Author Topic: Things you discovered on accident.  (Read 2811 times)




Most of my special interestes

I recently discovered that dank memes can melt steel beams.


I was bored so I put a wine bottle in the fire. I decided to pull it out with a stick and it exploded. Sems like glass explodes with rapid temperature changes and here I am, picking up glass pieces off the grass.
I thought you studied chemistry.
You should definitely know that glass is subject to thermal shock, silly.

That's why you leave glass objects that have been above a bunsen burner resting on their tripod when finished, so they can gradually cool down, rather than putting them down onto the much cooler table surface.

brother that's physics. I no longer have physics in class. Organic chemistry, biological chemistry, and inorganic chemistry.

non lte tmobile smartphones suck richard on highways

2g and constantly dropping signals

brother that's physics. I no longer have physics in class. Organic chemistry, biological chemistry, and inorganic chemistry.
No I am pretty sure that is chemistry

The physical properties aren't given to me to study. My notebooks are full of mechanisms, chemical equations, acids and bases, how much energy the reactions let go of and redox. Nothing about how glass explodes with rapid temperature changes.
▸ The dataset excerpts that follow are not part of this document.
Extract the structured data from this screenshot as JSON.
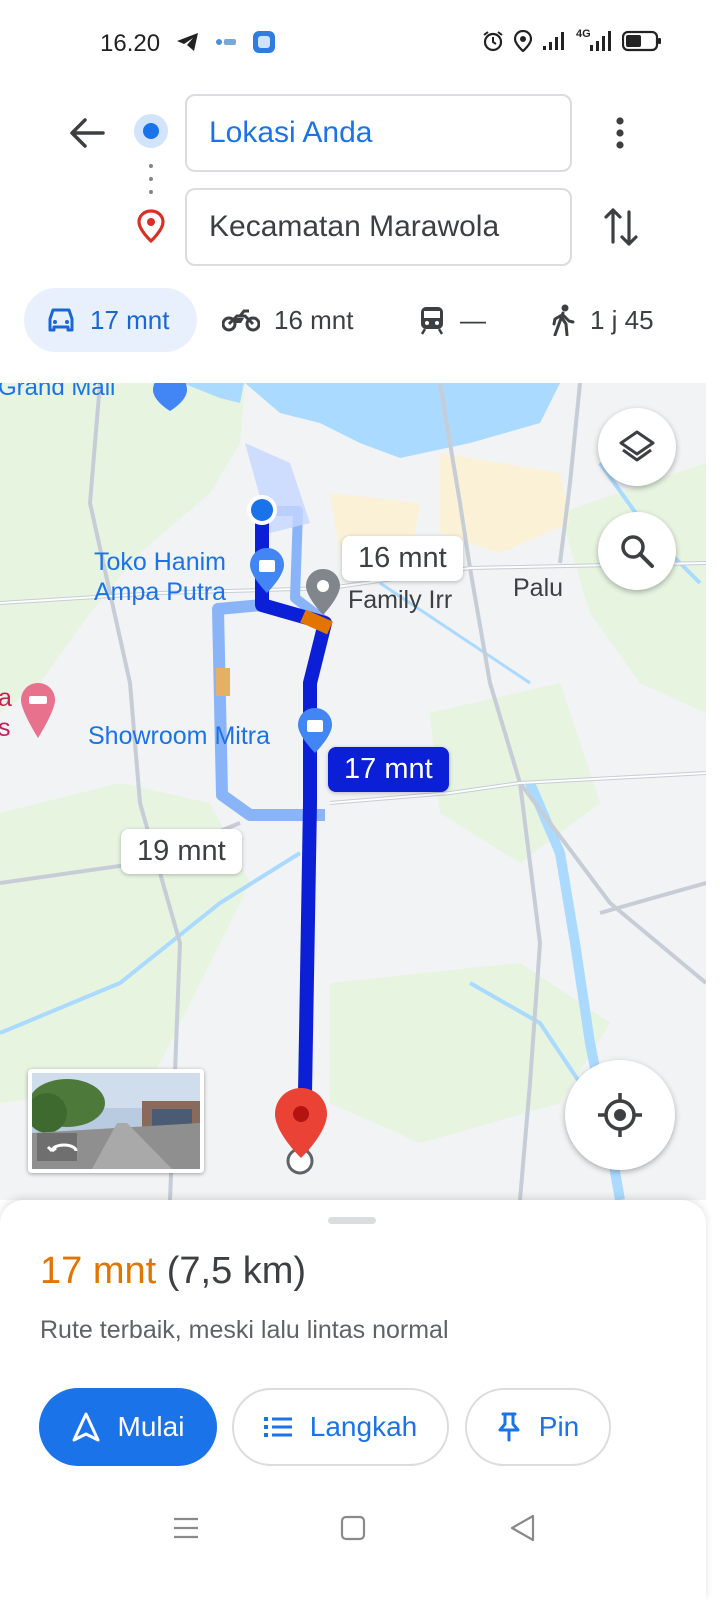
{
  "status_bar": {
    "time": "16.20",
    "left_icons": [
      "telegram-icon",
      "app-icon",
      "app-square-icon"
    ],
    "right_icons": [
      "alarm-icon",
      "location-icon",
      "signal-icon",
      "4g-signal-icon",
      "battery-icon"
    ],
    "network": "4G"
  },
  "directions": {
    "origin": "Lokasi Anda",
    "destination": "Kecamatan Marawola"
  },
  "modes": [
    {
      "name": "car",
      "label": "17 mnt",
      "active": true
    },
    {
      "name": "motorcycle",
      "label": "16 mnt",
      "active": false
    },
    {
      "name": "transit",
      "label": "—",
      "active": false
    },
    {
      "name": "walk",
      "label": "1 j 45",
      "active": false
    }
  ],
  "map": {
    "labels": {
      "grand_mall": "Grand Mall",
      "toko": "Toko Hanim\nAmpa Putra",
      "family": "Family Irr",
      "palu": "Palu",
      "showroom": "Showroom Mitra",
      "hotel_partial": "a\ns"
    },
    "route_tags": {
      "alt_a": "16 mnt",
      "selected": "17 mnt",
      "alt_b": "19 mnt"
    },
    "colors": {
      "route_selected": "#0b1fd6",
      "route_alt": "#8ab4f8",
      "water": "#aadaff",
      "park": "#e6f4e0",
      "destination_pin": "#ea4335"
    }
  },
  "summary": {
    "duration": "17 mnt",
    "distance": "(7,5 km)",
    "description": "Rute terbaik, meski lalu lintas normal"
  },
  "actions": {
    "start": "Mulai",
    "steps": "Langkah",
    "pin": "Pin"
  }
}
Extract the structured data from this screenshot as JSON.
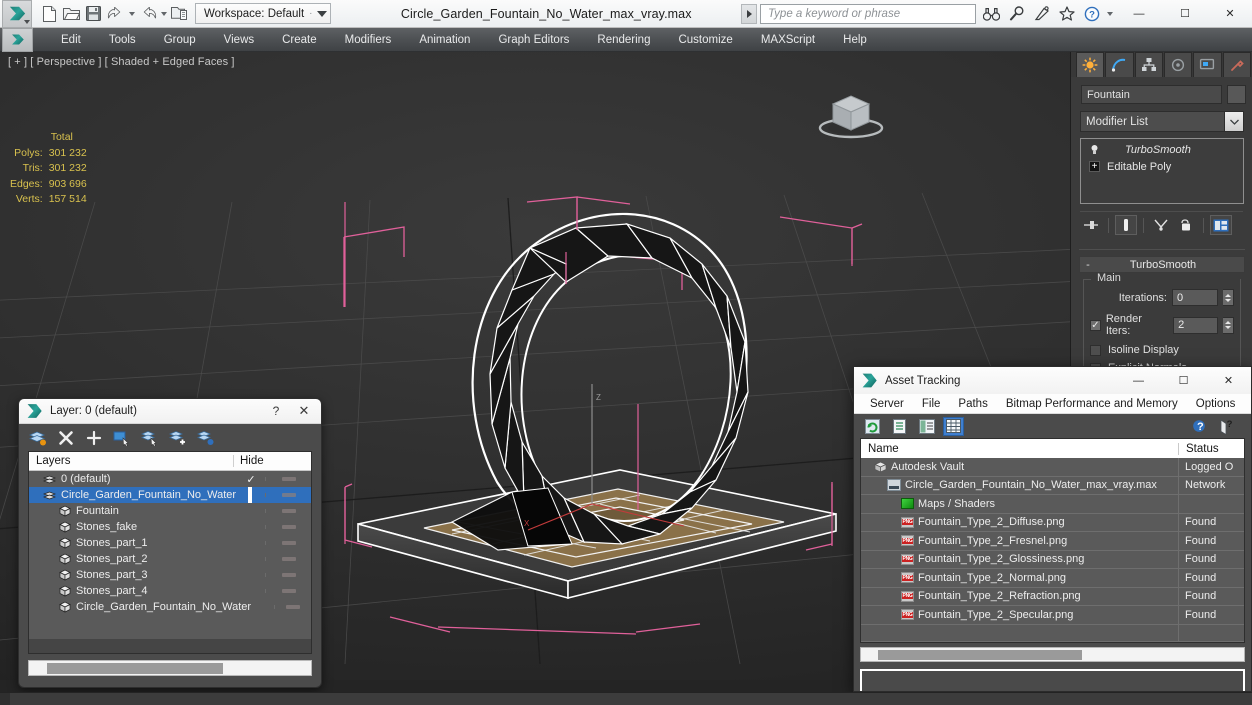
{
  "titlebar": {
    "document_title": "Circle_Garden_Fountain_No_Water_max_vray.max",
    "workspace_label": "Workspace: Default",
    "workspace_sep": "·",
    "search_placeholder": "Type a keyword or phrase",
    "quick_access": [
      {
        "name": "new-file-icon",
        "label": "New"
      },
      {
        "name": "open-file-icon",
        "label": "Open"
      },
      {
        "name": "save-file-icon",
        "label": "Save"
      },
      {
        "name": "undo-icon",
        "label": "Undo"
      },
      {
        "name": "redo-icon",
        "label": "Redo"
      },
      {
        "name": "project-folder-icon",
        "label": "Set Project Folder"
      }
    ],
    "right_icons": [
      {
        "name": "binoculars-icon",
        "label": "Search"
      },
      {
        "name": "magnifier-icon",
        "label": "Zoom"
      },
      {
        "name": "satellite-icon",
        "label": "Autodesk A360"
      },
      {
        "name": "star-icon",
        "label": "Favorites"
      },
      {
        "name": "help-icon",
        "label": "Help"
      }
    ],
    "window_buttons": {
      "minimize": "—",
      "maximize": "☐",
      "close": "✕"
    }
  },
  "menubar": {
    "items": [
      "Edit",
      "Tools",
      "Group",
      "Views",
      "Create",
      "Modifiers",
      "Animation",
      "Graph Editors",
      "Rendering",
      "Customize",
      "MAXScript",
      "Help"
    ]
  },
  "viewport": {
    "label": "[ + ] [ Perspective ] [ Shaded + Edged Faces ]",
    "stats": {
      "header": "Total",
      "rows": [
        {
          "label": "Polys:",
          "value": "301 232"
        },
        {
          "label": "Tris:",
          "value": "301 232"
        },
        {
          "label": "Edges:",
          "value": "903 696"
        },
        {
          "label": "Verts:",
          "value": "157 514"
        }
      ]
    }
  },
  "command_panel": {
    "tabs": [
      {
        "name": "create-tab",
        "label": "Create"
      },
      {
        "name": "modify-tab",
        "label": "Modify"
      },
      {
        "name": "hierarchy-tab",
        "label": "Hierarchy"
      },
      {
        "name": "motion-tab",
        "label": "Motion"
      },
      {
        "name": "display-tab",
        "label": "Display"
      },
      {
        "name": "utilities-tab",
        "label": "Utilities"
      }
    ],
    "object_name": "Fountain",
    "modifier_list_label": "Modifier List",
    "stack": [
      {
        "label": "TurboSmooth",
        "italic": true
      },
      {
        "label": "Editable Poly",
        "italic": false
      }
    ],
    "stack_buttons": [
      {
        "name": "pin-stack-icon"
      },
      {
        "name": "show-end-result-icon"
      },
      {
        "name": "make-unique-icon"
      },
      {
        "name": "remove-modifier-icon"
      },
      {
        "name": "configure-modifier-sets-icon"
      }
    ],
    "rollout": {
      "title": "TurboSmooth",
      "collapse_glyph": "-",
      "group_title": "Main",
      "iterations_label": "Iterations:",
      "iterations_value": "0",
      "render_iters_label": "Render Iters:",
      "render_iters_value": "2",
      "render_iters_checked": true,
      "isoline_display_label": "Isoline Display",
      "isoline_display_checked": false,
      "explicit_normals_label": "Explicit Normals",
      "explicit_normals_checked": false
    }
  },
  "layer_dialog": {
    "title": "Layer: 0 (default)",
    "help_glyph": "?",
    "close_glyph": "✕",
    "toolbar": [
      {
        "name": "new-layer-icon"
      },
      {
        "name": "delete-layer-icon"
      },
      {
        "name": "add-layer-icon"
      },
      {
        "name": "select-objects-in-layer-icon"
      },
      {
        "name": "select-highlighted-layers-icon"
      },
      {
        "name": "add-selection-to-layer-icon"
      },
      {
        "name": "set-current-layer-icon"
      }
    ],
    "columns": {
      "name": "Layers",
      "hide": "Hide"
    },
    "rows": [
      {
        "label": "0 (default)",
        "indent": 0,
        "type": "layer",
        "selected": false,
        "current": true,
        "checkbox": false
      },
      {
        "label": "Circle_Garden_Fountain_No_Water",
        "indent": 0,
        "type": "layer",
        "selected": true,
        "current": false,
        "checkbox": true
      },
      {
        "label": "Fountain",
        "indent": 1,
        "type": "object",
        "selected": false,
        "current": false,
        "checkbox": false
      },
      {
        "label": "Stones_fake",
        "indent": 1,
        "type": "object",
        "selected": false,
        "current": false,
        "checkbox": false
      },
      {
        "label": "Stones_part_1",
        "indent": 1,
        "type": "object",
        "selected": false,
        "current": false,
        "checkbox": false
      },
      {
        "label": "Stones_part_2",
        "indent": 1,
        "type": "object",
        "selected": false,
        "current": false,
        "checkbox": false
      },
      {
        "label": "Stones_part_3",
        "indent": 1,
        "type": "object",
        "selected": false,
        "current": false,
        "checkbox": false
      },
      {
        "label": "Stones_part_4",
        "indent": 1,
        "type": "object",
        "selected": false,
        "current": false,
        "checkbox": false
      },
      {
        "label": "Circle_Garden_Fountain_No_Water",
        "indent": 1,
        "type": "object",
        "selected": false,
        "current": false,
        "checkbox": false
      }
    ]
  },
  "asset_tracking": {
    "title": "Asset Tracking",
    "window_buttons": {
      "minimize": "—",
      "maximize": "☐",
      "close": "✕"
    },
    "menu": [
      "Server",
      "File",
      "Paths",
      "Bitmap Performance and Memory",
      "Options"
    ],
    "toolbar": [
      {
        "name": "refresh-icon",
        "active": false
      },
      {
        "name": "list-view-icon",
        "active": false
      },
      {
        "name": "detail-view-icon",
        "active": false
      },
      {
        "name": "grid-view-icon",
        "active": true
      }
    ],
    "help_icons": [
      {
        "name": "help-icon"
      },
      {
        "name": "context-help-icon"
      }
    ],
    "columns": {
      "name": "Name",
      "status": "Status"
    },
    "rows": [
      {
        "label": "Autodesk Vault",
        "status": "Logged O",
        "indent": 1,
        "icon": "vault"
      },
      {
        "label": "Circle_Garden_Fountain_No_Water_max_vray.max",
        "status": "Network",
        "indent": 2,
        "icon": "max"
      },
      {
        "label": "Maps / Shaders",
        "status": "",
        "indent": 3,
        "icon": "maps"
      },
      {
        "label": "Fountain_Type_2_Diffuse.png",
        "status": "Found",
        "indent": 3,
        "icon": "png"
      },
      {
        "label": "Fountain_Type_2_Fresnel.png",
        "status": "Found",
        "indent": 3,
        "icon": "png"
      },
      {
        "label": "Fountain_Type_2_Glossiness.png",
        "status": "Found",
        "indent": 3,
        "icon": "png"
      },
      {
        "label": "Fountain_Type_2_Normal.png",
        "status": "Found",
        "indent": 3,
        "icon": "png"
      },
      {
        "label": "Fountain_Type_2_Refraction.png",
        "status": "Found",
        "indent": 3,
        "icon": "png"
      },
      {
        "label": "Fountain_Type_2_Specular.png",
        "status": "Found",
        "indent": 3,
        "icon": "png"
      }
    ]
  },
  "colors": {
    "accent_blue": "#2f6fbc",
    "stats_yellow": "#d8c14e",
    "viewport_bg": "#303030",
    "panel_bg": "#3b3b3b",
    "gizmo_pink": "#e0609a",
    "teal_logo": "#2aa49a"
  }
}
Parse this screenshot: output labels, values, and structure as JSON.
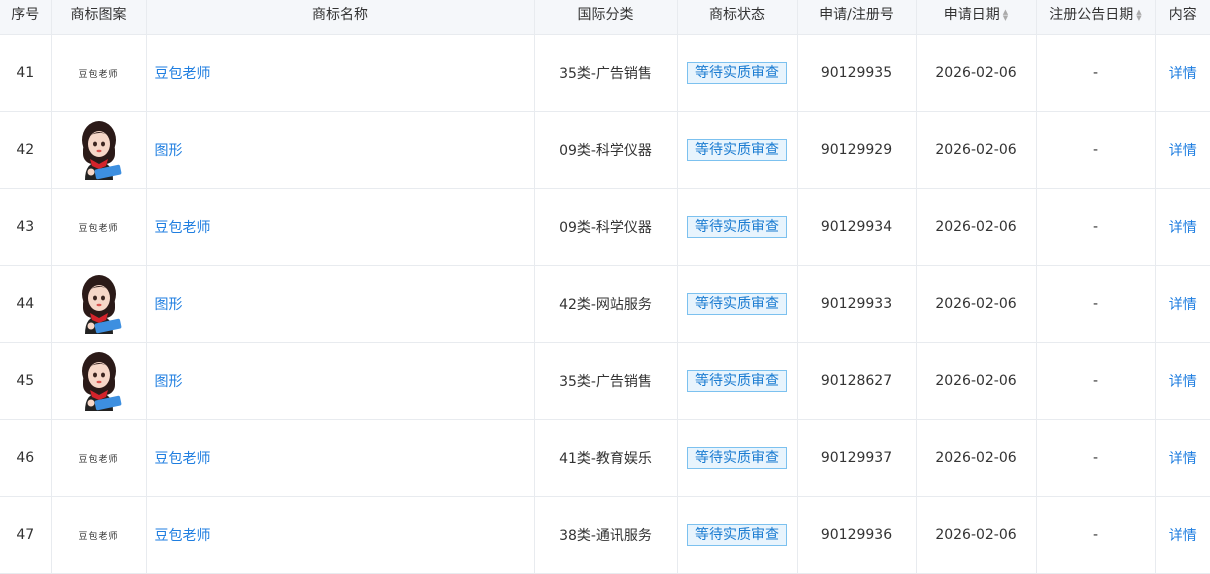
{
  "headers": {
    "seq": "序号",
    "image": "商标图案",
    "name": "商标名称",
    "class": "国际分类",
    "status": "商标状态",
    "appno": "申请/注册号",
    "date": "申请日期",
    "pubdate": "注册公告日期",
    "detail": "内容"
  },
  "rows": [
    {
      "seq": "41",
      "logo_type": "text",
      "logo_text": "豆包老师",
      "name": "豆包老师",
      "class": "35类-广告销售",
      "status": "等待实质审查",
      "appno": "90129935",
      "date": "2026-02-06",
      "pubdate": "-",
      "detail": "详情"
    },
    {
      "seq": "42",
      "logo_type": "avatar",
      "logo_text": "",
      "name": "图形",
      "class": "09类-科学仪器",
      "status": "等待实质审查",
      "appno": "90129929",
      "date": "2026-02-06",
      "pubdate": "-",
      "detail": "详情"
    },
    {
      "seq": "43",
      "logo_type": "text",
      "logo_text": "豆包老师",
      "name": "豆包老师",
      "class": "09类-科学仪器",
      "status": "等待实质审查",
      "appno": "90129934",
      "date": "2026-02-06",
      "pubdate": "-",
      "detail": "详情"
    },
    {
      "seq": "44",
      "logo_type": "avatar",
      "logo_text": "",
      "name": "图形",
      "class": "42类-网站服务",
      "status": "等待实质审查",
      "appno": "90129933",
      "date": "2026-02-06",
      "pubdate": "-",
      "detail": "详情"
    },
    {
      "seq": "45",
      "logo_type": "avatar",
      "logo_text": "",
      "name": "图形",
      "class": "35类-广告销售",
      "status": "等待实质审查",
      "appno": "90128627",
      "date": "2026-02-06",
      "pubdate": "-",
      "detail": "详情"
    },
    {
      "seq": "46",
      "logo_type": "text",
      "logo_text": "豆包老师",
      "name": "豆包老师",
      "class": "41类-教育娱乐",
      "status": "等待实质审查",
      "appno": "90129937",
      "date": "2026-02-06",
      "pubdate": "-",
      "detail": "详情"
    },
    {
      "seq": "47",
      "logo_type": "text",
      "logo_text": "豆包老师",
      "name": "豆包老师",
      "class": "38类-通讯服务",
      "status": "等待实质审查",
      "appno": "90129936",
      "date": "2026-02-06",
      "pubdate": "-",
      "detail": "详情"
    }
  ],
  "colors": {
    "link": "#1f7ee0",
    "badge_bg": "#e8f4fd",
    "badge_border": "#7cc1ef",
    "header_bg": "#f5f7fa",
    "scarf": "#d4232b",
    "book": "#3d8fe0"
  }
}
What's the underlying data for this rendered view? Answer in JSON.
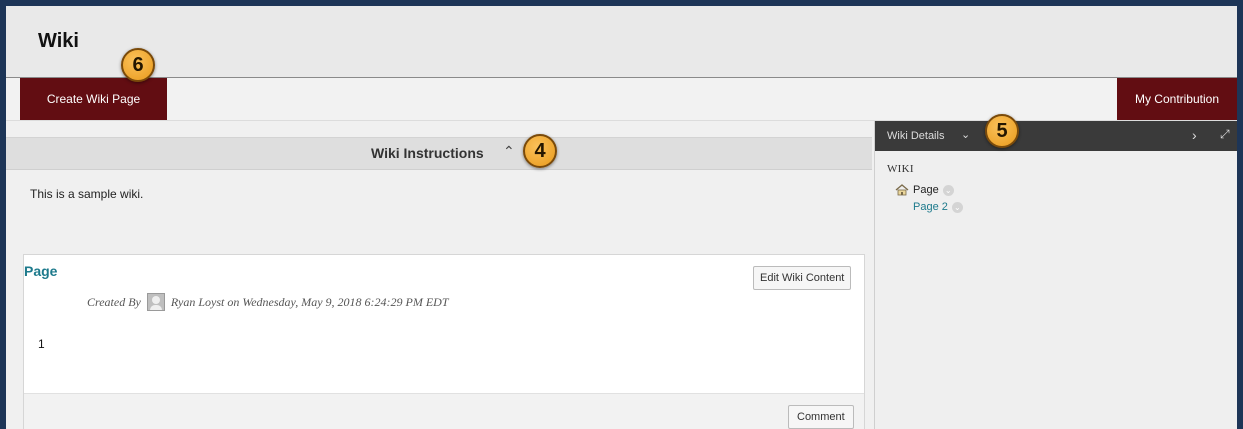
{
  "header": {
    "title": "Wiki"
  },
  "actions": {
    "create_label": "Create Wiki Page",
    "contribution_label": "My Contribution"
  },
  "instructions": {
    "title": "Wiki Instructions",
    "text": "This is a sample wiki."
  },
  "page": {
    "title": "Page",
    "edit_label": "Edit Wiki Content",
    "created_prefix": "Created By",
    "created_text": "Ryan Loyst on Wednesday, May 9, 2018 6:24:29 PM EDT",
    "content": "1",
    "comment_label": "Comment"
  },
  "sidebar": {
    "title": "Wiki Details",
    "section_label": "WIKI",
    "items": [
      {
        "label": "Page",
        "icon": "home-icon",
        "color": "#222222"
      },
      {
        "label": "Page 2",
        "icon": "",
        "color": "#1d7a8c"
      }
    ]
  },
  "callouts": [
    "6",
    "4",
    "5"
  ],
  "colors": {
    "brand": "#620d12",
    "frame": "#1d3557",
    "link": "#1d7a8c",
    "callout": "#f0a428"
  }
}
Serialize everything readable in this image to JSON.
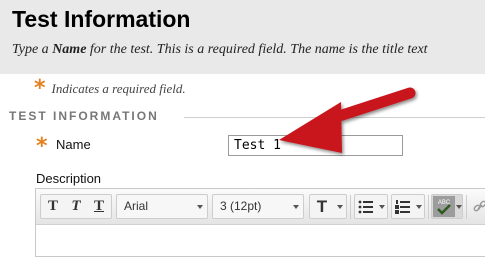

non lte tmobile smartphones suck richard on highways

2g and constantly dropping signals
Edit: and the slow and dropping internet causes me to double post without realizing it

The physical properties aren't given to me to study. My notebooks are full of mechanisms, chemical equations, acids and bases, how much energy the reactions let go of and redox. Nothing about how glass explodes with rapid temperature changes.
yeah except in every loving chemistry class known to man they tell you ouright "hey if glass heats the forget up too fast it'll explode and that's forgetin bad" jesus christ you forgetin wank I bet you were sleeping during it anyway

/rage

OT: if you touch your richard enough glue comes out

The physical properties aren't given to me to study. My notebooks are full of mechanisms, chemical equations, acids and bases, how much energy the reactions let go of and redox. Nothing about how glass explodes with rapid temperature changes.
Yeah, it's not taught as the syllabus, but as part of regular laboratory practice.

You don't heat things up, or cool them down too quickly, particularly glass.